Rather than trying to chase after impermenant transcendent states we should learn to love the mundane. Learning to infuse ecstasy into our mundane activities is the highest form of spiritual practice. Lovingly washing the dishes, or devotely taking out the trash. Treating every action as an act of devotion, of service to some higher being is one of the ways we can transform the mundane into the sacred, or at the very least enhance our experience in a way that makes us love it.

For transmuting the mundane lead into sacred gold, is the highest form of spiritual alchemy. Akin to turning water into wine.

The Ten Bulls

This is the same message conveyed in the Ten Bulls. A series of short poems and drawings used in the Zen tradition to describe the stages of enlightenment, and the eventual return and integration into society.

It’s not enough that we catch and tame the bull. We must learn to transcend the attachment we have to these states, no matter how beautiful they are. Doing anything else would simply bind us to the same type of craving that keeps us from freeing ourselves from Maya.
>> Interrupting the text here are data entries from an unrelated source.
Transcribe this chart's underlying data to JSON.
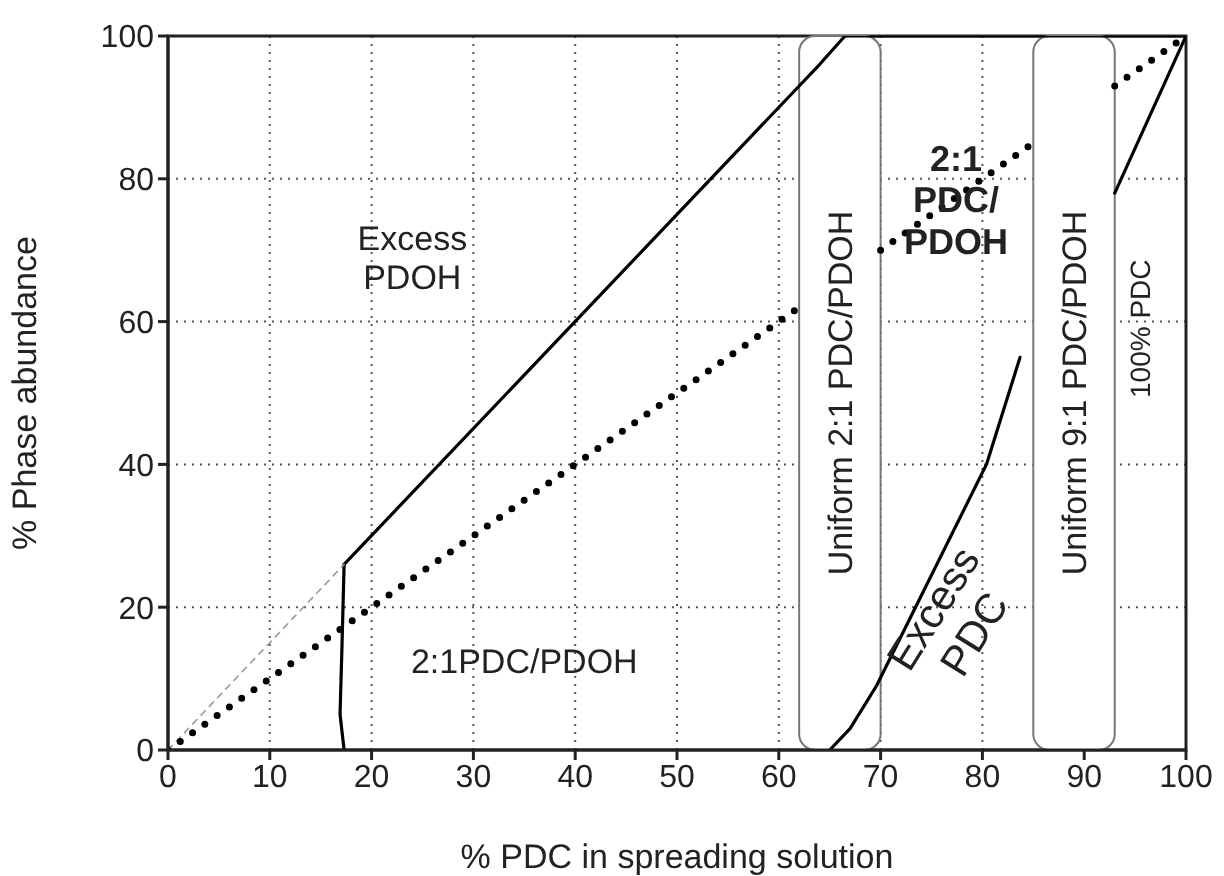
{
  "chart_data": {
    "type": "line",
    "xlabel": "% PDC in spreading solution",
    "ylabel": "% Phase abundance",
    "xlim": [
      0,
      100
    ],
    "ylim": [
      0,
      100
    ],
    "xticks": [
      0,
      10,
      20,
      30,
      40,
      50,
      60,
      70,
      80,
      90,
      100
    ],
    "yticks": [
      0,
      20,
      40,
      60,
      80,
      100
    ],
    "grid": true,
    "marker": "none",
    "series": [
      {
        "color": "#000000",
        "line_style": "solid",
        "x": [
          17.3,
          62,
          64,
          66.5,
          85,
          100
        ],
        "values": [
          26,
          93,
          96,
          100,
          100,
          100
        ]
      },
      {
        "color": "#000000",
        "line_style": "solid",
        "x": [
          17.3,
          17.1,
          16.9,
          17.3
        ],
        "values": [
          26,
          15,
          5,
          0
        ]
      },
      {
        "color": "#999999",
        "line_style": "dashed",
        "x": [
          0,
          17.3
        ],
        "values": [
          0,
          26
        ]
      },
      {
        "color": "#000000",
        "line_style": "solid",
        "x": [
          65,
          67,
          69.6,
          80.4,
          83.7
        ],
        "values": [
          0,
          3,
          9,
          40,
          55
        ]
      },
      {
        "color": "#000000",
        "line_style": "solid",
        "x": [
          93,
          100
        ],
        "values": [
          78,
          100
        ]
      },
      {
        "color": "#000000",
        "line_style": "dotted",
        "x": [
          0,
          62,
          66,
          70,
          84.5,
          89,
          93,
          100
        ],
        "values": [
          0,
          62,
          null,
          70,
          84.5,
          null,
          93,
          100
        ]
      }
    ],
    "bands": [
      {
        "axis": "x",
        "from": 62,
        "to": 70,
        "label": "Uniform 2:1 PDC/PDOH",
        "color": "#777777"
      },
      {
        "axis": "x",
        "from": 85,
        "to": 93,
        "label": "Uniform 9:1 PDC/PDOH",
        "color": "#777777"
      }
    ],
    "annotations": [
      "Excess\nPDOH",
      "2:1PDC/PDOH",
      "2:1\nPDC/\nPDOH",
      "Excess\nPDC",
      "100% PDC"
    ]
  }
}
“Be fully aware of what you’re doing, and work becomes the yoga of work, play becomes the yoga of play, everyday living becomes the yoga of everyday living.”

As you experience these transcendent states in your journey, remember that they’re simply transitory experiences that act as a waypoint along the path. Getting enamored and chasing after them, will simply lead to your own destruction. Addiction rears its head anytime we feel a lack of connection, and after experiencing a connection with the divine, how can anything else even come close?

Learn to enjoy both the mundane and the sacred, and you will be served well. Remember there is no such thing as enlightened retirement. Life goes on, and we must go with it.